I have been using LLama3 for running a set of prompt series in a few shot fashion. I have noticed that when changing from prompt series 1 to prompt series 2 that the model generates information that it could only have picked up from prompt series 1.
This leads me to believe that the pipeline or model itself are caching information. The only solution I can find is to just reload everything. Is there a more efficient way to ensure that the model is generating with a clean context for every new series of prompts?
If you are using transformers model.generate(), the cache should be be saved between calls, so that each call starts from a new cache unless specifically passed-in with past_key_values.
The data are sensitive so I cant share the content of “messages”. Though it is just a system prompt follows by a few user, assitant turns (fewshot style)

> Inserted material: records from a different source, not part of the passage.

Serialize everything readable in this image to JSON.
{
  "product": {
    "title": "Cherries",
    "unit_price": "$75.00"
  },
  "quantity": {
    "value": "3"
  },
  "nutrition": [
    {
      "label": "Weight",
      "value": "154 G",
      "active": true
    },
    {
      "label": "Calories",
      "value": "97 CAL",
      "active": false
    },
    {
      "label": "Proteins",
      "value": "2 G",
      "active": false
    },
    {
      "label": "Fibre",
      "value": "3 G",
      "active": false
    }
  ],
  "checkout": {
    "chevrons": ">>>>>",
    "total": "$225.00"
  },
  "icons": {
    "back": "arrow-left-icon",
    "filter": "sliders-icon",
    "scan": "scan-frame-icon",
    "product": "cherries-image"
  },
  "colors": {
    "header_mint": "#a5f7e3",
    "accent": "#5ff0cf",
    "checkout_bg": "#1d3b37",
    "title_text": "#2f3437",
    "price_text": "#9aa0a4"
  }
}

I noticed this problem when I changed the system prompt. As the generated text still contained key words that I had only mentioned in the previous system prompt. Model is Llama3
Hmm I cannot reproduce it with the following code. My wild guess is that the messages from old turns were left in your history, which led to the final “prompt” after apply_chat_template to contain older system prompt
messages = [
[{"role": "user", "content" : f"You are a counch that always gives unhelpful advice. What should I eat for dinner?"}],
[{"role": "user", "content" : f"What do I say to my boss if I am late for work?"}],
]
for message in messages:
prompt = pipeline_instance.tokenizer.apply_chat_template(
message,
tokenize=False,
add_generation_prompt=True
)
outputs = pipeline_instance(
prompt,
max_new_tokens=256,
eos_token_id=terminators,
do_sample=True,
temperature=0.6,
top_p=0.9,
)
print(outputs)
It sounds like there is a variable that you’re using that’s not being reset between your runs. I would replicate your code for series 1 and series 2 and make sure none of the variables are shared except for explicitly setting the model and probably the tokenizer.
If restarting the Notebook fixes the issue then it points me to conclude that a variable is not being reset between the runs.

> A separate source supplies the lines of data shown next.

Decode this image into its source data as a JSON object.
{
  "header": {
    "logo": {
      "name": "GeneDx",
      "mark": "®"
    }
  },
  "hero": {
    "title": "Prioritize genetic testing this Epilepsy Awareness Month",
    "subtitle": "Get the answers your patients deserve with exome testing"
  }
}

This was my thoughts as well. Though every variable is reinitialised between runs.
I thought maybe its possible the model or pipeline class instance is keeping a cache of the system prompt. For now its not an urgent problem, I am happy to just reset the instance for each new experiment run.
@RaushanTurganbay, @swtb I just expereinced the same thing with the Llama3.1 8B model. Do you this due to the KV caching used in the Llama models or something else?
@Owos the models usually do not save past kv cache unless explicitly asked to continue generation (for ex by providing the whole past history or prev cache). Can you try to reproduce the behavior on Colab and share?
If you are experiencing the same issue as before and restarting the kernel in the notebook solves the issue, then it is most probably the way code is written which uses some global variables
I don’t think it is a model thing. I think it is an issue with the pipeline too. So say I have 100 examples to run in a loop, the first few examples usually take longer timer to run and after that, the iteration over the examples become super fast.